Yes, but AI's can be too - as demonstrated by AI's being besting humans at playing diplomacy. In fact that seems to imply an AI can be better at manipulating people than people are. So future AI's could have both higher EQ's and IQ's than most humans, and have the extraordinary general knowledge ChatGPT displays. But to be useful they would have to be trained continuously as new conditions arise. The CPU and power requirements would be enormous - so big you could only justify it for something like a CEO of a large company.

Compared to a human CEO an AI CEO would know of every aspect of the companies operations and everybody's contribution - even in a company with 10's of thousands of employees. (A thing that amazes me about ChatGPT is it's breadth of knowledge. Ask it about some question that could only be covered on a few obscure pages on the internet - and it often knows about it. I find it amazing that a lot of the information on the internet can be condensed into "mere" trillion 16 bit floats.) I'm guessing such breath of knowledge about the company would give it an enormous advantage over a human. Why would it need middle management, for a start?

Where merely copying a AI works you get away with sharing the training expense over a lot of instances. That's what may happen for taxi drivers and other "cookie cutter" jobs. I'm not sure programming and other engineering jobs fall into the same class. Good programmers have a lot of domain knowledge about the thing they are writing software for, which means the cookie cutter approach doesn't work so well.

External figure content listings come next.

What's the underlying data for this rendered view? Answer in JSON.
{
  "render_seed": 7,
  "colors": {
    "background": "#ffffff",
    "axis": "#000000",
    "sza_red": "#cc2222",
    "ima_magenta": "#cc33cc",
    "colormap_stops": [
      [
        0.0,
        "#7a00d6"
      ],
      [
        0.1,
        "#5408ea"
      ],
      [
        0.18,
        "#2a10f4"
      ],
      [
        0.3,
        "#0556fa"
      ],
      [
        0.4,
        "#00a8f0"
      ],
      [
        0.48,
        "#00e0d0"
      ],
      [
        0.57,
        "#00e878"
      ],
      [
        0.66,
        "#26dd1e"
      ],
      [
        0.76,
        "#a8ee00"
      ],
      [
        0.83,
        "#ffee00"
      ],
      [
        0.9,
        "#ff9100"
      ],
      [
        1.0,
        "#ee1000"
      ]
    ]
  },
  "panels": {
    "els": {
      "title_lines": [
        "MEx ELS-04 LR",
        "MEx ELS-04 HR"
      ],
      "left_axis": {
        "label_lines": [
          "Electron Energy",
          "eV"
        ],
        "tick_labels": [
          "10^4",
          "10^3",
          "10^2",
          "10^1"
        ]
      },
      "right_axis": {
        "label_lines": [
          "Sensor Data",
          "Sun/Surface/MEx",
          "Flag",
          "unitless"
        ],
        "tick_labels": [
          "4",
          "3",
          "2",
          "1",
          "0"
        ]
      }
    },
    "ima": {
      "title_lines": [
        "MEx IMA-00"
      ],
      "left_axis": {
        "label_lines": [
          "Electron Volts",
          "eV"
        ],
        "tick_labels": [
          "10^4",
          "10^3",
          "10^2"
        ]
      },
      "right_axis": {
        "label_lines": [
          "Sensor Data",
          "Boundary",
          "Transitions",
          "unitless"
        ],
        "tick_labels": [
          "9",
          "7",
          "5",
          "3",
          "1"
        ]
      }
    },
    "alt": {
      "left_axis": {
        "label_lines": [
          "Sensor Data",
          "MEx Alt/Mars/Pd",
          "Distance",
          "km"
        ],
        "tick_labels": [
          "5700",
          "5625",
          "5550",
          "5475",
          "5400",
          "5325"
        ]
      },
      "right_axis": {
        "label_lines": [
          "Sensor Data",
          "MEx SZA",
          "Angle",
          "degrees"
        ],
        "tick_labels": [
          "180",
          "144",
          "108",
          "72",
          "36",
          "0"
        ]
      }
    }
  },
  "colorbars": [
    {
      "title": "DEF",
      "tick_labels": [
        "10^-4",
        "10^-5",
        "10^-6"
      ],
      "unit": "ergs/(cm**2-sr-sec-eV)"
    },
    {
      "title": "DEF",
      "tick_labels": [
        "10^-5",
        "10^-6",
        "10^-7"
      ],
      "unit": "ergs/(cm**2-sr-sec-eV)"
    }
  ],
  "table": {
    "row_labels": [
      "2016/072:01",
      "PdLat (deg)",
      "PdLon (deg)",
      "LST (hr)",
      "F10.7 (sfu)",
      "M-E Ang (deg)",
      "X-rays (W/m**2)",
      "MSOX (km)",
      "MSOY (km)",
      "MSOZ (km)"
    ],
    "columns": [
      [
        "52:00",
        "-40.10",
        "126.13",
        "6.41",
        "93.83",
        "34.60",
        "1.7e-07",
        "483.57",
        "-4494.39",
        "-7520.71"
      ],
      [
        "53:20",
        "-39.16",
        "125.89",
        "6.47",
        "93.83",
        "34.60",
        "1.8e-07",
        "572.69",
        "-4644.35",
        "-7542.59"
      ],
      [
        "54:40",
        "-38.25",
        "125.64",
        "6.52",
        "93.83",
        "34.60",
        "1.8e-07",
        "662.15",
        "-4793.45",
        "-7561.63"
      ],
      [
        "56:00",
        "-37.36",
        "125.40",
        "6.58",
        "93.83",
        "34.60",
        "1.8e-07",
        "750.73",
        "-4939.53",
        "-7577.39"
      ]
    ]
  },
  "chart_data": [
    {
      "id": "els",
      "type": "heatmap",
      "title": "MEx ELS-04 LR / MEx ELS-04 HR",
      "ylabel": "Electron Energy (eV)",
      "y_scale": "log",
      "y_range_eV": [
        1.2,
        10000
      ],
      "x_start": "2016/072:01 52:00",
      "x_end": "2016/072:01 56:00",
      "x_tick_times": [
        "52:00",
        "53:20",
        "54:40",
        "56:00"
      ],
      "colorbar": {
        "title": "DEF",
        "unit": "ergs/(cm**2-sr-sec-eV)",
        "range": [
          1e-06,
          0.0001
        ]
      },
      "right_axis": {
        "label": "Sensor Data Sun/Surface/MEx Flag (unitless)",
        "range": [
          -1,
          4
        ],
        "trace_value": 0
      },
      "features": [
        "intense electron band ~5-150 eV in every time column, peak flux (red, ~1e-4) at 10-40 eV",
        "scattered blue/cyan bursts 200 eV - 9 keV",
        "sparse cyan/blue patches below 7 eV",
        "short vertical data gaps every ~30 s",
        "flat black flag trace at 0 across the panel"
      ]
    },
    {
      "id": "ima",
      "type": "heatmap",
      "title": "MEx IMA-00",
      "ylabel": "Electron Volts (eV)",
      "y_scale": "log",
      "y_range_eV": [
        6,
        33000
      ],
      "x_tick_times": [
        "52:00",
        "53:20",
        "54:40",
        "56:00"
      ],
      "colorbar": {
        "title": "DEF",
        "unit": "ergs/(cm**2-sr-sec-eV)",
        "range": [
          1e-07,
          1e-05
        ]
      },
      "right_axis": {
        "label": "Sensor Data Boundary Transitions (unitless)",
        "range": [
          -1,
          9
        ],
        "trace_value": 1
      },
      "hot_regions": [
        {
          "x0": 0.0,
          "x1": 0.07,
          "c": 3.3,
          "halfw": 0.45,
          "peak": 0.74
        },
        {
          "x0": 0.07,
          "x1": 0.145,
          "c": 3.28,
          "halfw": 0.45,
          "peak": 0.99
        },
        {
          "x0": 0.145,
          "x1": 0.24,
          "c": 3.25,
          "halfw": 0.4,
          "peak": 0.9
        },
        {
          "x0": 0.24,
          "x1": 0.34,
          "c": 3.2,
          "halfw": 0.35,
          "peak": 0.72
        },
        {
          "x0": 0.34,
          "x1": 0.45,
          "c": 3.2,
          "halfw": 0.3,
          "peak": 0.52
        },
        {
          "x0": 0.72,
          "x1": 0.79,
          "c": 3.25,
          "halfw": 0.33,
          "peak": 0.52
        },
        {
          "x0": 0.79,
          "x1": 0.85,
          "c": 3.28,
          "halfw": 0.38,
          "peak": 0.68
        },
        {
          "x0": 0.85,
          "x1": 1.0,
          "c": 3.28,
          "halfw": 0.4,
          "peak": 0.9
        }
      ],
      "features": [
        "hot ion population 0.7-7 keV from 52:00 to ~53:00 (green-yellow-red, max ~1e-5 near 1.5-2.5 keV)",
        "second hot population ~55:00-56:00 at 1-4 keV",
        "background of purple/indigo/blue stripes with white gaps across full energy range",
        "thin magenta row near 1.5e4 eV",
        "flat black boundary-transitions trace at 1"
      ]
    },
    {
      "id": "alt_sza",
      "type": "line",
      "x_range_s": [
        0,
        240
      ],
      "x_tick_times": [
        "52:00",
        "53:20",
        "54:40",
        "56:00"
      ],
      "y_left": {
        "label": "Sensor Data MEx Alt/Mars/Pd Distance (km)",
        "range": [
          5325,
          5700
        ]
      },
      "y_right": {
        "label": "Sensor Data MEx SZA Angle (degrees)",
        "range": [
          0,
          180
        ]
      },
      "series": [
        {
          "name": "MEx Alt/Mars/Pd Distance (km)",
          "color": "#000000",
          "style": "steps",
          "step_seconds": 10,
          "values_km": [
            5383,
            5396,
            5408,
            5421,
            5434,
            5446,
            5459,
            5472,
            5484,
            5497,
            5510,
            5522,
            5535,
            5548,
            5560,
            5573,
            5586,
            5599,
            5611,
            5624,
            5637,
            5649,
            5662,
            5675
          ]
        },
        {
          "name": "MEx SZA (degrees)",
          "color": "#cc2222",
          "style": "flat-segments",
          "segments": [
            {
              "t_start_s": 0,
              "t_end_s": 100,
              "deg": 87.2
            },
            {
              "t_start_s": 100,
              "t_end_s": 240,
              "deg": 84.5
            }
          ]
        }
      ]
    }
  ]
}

Human extinction from alignment problems

Posted May 17, 2023 12:10 UTC (Wed) by pizza (subscriber, #46) [Link]

> I think you're making a mistake in assuming management is intelligent ... managers typically have high EQ but low IQ - they are good at manipulating people, but poor at thinking through the consequences of their actions.

I don't think that's fair, or accurate.

It's probably much more accurate to state that, for most management in large-ish organizations, the incentives in place reward very short-term gains at the cost of long-term consequences. So management is rationally optimizing for what gives them the most benefit.